Exit Boris. Enter Whitty, a physic, and Vallance, an apothecary
Vallance: Plague sweeps the land, the Thane lies sick.
Whitty: Next slide.
Bluestocking recommends: Yellowjackets (Now TV). Psychological horror about a group of girls who survived a plane crash in the woods in the 90s, and the repercussions of that event in the present. We’re on episode 4 and I already have strong thoughts on who’s secretly a Wrong Un. Also, it’s full of 90s music: Echobelly!
Quick Links
This Keir Starmer oped on Ukraine is good, by which I don’t just mean that I agree with it. He’s actually turned from the principle—Ukraine as a sovereign country—to what Britain can do domestically, i.e. reduce dependence on Russian energy, stop money-laundering in the City, etc. I suspect the use of “imperialist” to refer to Russia is also a subtweet of the Corbyn era, too.
One for the slow-but-steady-writing files, by the way: Mick Herron wrote the first Slough Horses books while working as a sub-editor. He did 350 words a day, after coming home.
“Both Mx. Sandmel’s and Ms. Marshalek’s parents were among the 99 vaccinated guests in attendance, all of whom were asked to take PCR and rapid Covid tests ahead of the entirely outdoor event.” Peak NYT has been achieved.
“Acuña recalled how, when he was a child, his mother learned of an annual conference held by Little People of America, a support organization for people with dwarfism. She thought he might enjoy the opportunity to meet other kids like him. The hypothesis proved incorrect.” Wee Man from Jackass is an inspiration to us all: he’s found something he loves—skateboarding—and arranged his life so he can do it as much as possible. (New York Times)
Some exceptional Reddit drama this week, as r/antiwork—a forum dedicated to lobbying for better working conditions—sent an anarchist dogwalker called Doreen Ford on to Fox News to talk about how they didn’t want to work at all. You can imagine how that went. (Sample YouTube comment: “You know you’ve f***ed up when a Fox News host doesn’t interrupt you and just lets you keep talking.”)
“At this time, the Germans were merely driving these now penniless people to emigrate. The ‘Final Solution’ is in part the fault of the Western world; the Germans saw the blank casualness of the democracies and decided that no one wanted Jews; Jews were a drug on the market; it did not matter what was done to Jews.” Martha Gellhorn’s 1962 report on the Eichmann trial (Atlantic archive).

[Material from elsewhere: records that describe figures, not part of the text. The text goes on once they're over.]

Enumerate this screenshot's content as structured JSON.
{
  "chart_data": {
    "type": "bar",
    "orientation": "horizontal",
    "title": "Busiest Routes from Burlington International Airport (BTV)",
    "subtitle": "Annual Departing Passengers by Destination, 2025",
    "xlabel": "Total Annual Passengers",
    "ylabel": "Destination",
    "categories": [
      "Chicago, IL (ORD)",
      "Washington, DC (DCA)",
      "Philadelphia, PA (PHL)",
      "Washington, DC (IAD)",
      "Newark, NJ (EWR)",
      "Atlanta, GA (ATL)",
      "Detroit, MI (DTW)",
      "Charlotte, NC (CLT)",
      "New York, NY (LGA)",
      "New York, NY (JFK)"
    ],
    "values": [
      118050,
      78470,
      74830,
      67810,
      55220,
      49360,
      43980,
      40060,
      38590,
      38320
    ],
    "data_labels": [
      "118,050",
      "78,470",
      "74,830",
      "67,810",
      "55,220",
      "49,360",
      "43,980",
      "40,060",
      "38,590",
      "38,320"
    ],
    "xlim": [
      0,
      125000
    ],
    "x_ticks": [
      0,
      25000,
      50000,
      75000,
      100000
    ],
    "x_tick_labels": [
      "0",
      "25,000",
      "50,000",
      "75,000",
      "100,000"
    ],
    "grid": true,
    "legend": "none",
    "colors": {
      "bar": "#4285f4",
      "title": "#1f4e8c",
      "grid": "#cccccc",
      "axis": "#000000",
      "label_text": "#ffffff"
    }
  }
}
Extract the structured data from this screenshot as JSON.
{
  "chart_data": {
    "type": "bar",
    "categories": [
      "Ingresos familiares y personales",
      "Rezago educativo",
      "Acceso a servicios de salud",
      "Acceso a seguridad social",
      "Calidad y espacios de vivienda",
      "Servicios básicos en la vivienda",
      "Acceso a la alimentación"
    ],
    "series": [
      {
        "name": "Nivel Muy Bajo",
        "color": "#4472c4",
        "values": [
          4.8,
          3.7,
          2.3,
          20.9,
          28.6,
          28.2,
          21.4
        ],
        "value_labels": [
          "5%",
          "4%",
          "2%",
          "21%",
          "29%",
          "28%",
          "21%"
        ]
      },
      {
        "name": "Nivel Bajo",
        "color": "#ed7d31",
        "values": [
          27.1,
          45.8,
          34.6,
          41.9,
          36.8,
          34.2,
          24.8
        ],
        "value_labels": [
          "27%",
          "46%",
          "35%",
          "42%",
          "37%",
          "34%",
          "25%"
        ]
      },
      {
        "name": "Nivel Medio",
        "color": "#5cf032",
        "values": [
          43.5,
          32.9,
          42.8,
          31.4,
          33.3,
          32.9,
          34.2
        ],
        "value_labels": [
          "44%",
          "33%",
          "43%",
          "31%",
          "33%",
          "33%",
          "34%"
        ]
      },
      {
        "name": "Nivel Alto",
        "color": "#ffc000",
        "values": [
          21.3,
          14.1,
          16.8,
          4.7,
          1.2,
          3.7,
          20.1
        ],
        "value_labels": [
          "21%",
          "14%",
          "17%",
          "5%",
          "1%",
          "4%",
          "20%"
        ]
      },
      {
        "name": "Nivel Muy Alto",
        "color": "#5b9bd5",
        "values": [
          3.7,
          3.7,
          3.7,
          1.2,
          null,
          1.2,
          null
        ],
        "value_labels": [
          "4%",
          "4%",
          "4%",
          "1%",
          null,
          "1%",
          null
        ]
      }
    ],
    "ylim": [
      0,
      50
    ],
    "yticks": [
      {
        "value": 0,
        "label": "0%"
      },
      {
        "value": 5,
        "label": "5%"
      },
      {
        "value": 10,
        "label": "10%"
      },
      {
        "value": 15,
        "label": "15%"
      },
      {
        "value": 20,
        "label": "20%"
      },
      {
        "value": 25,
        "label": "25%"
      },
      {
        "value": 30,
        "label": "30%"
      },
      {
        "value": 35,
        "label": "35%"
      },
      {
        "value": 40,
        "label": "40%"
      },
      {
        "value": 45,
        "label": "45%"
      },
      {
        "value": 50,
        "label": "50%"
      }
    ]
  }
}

I could watch any number of hours of Ian Hislop politely insulting MPs to their faces, but here’s three minutes on the register of members’ interests. (Twitter)
A great story about a cake ambush, featuring Emma Thompson.
The latest episode of the Blocked and Reported podcast has an interview with Mike Pesca, a broadcaster forced out of Slate for arguing that there were some contexts in which the n-word might need to be used in full. This is another side to the story—the importance of Slack, which turned Slate’s “internal editorial process into a hypercharged version of social media.”
Bluestocking recommends: Absurdle. For anyone finding Wordle too easy, try this adversarial version, which changes the underlying word as you go along (but only consistent with the letters it’s already confirmed as correct).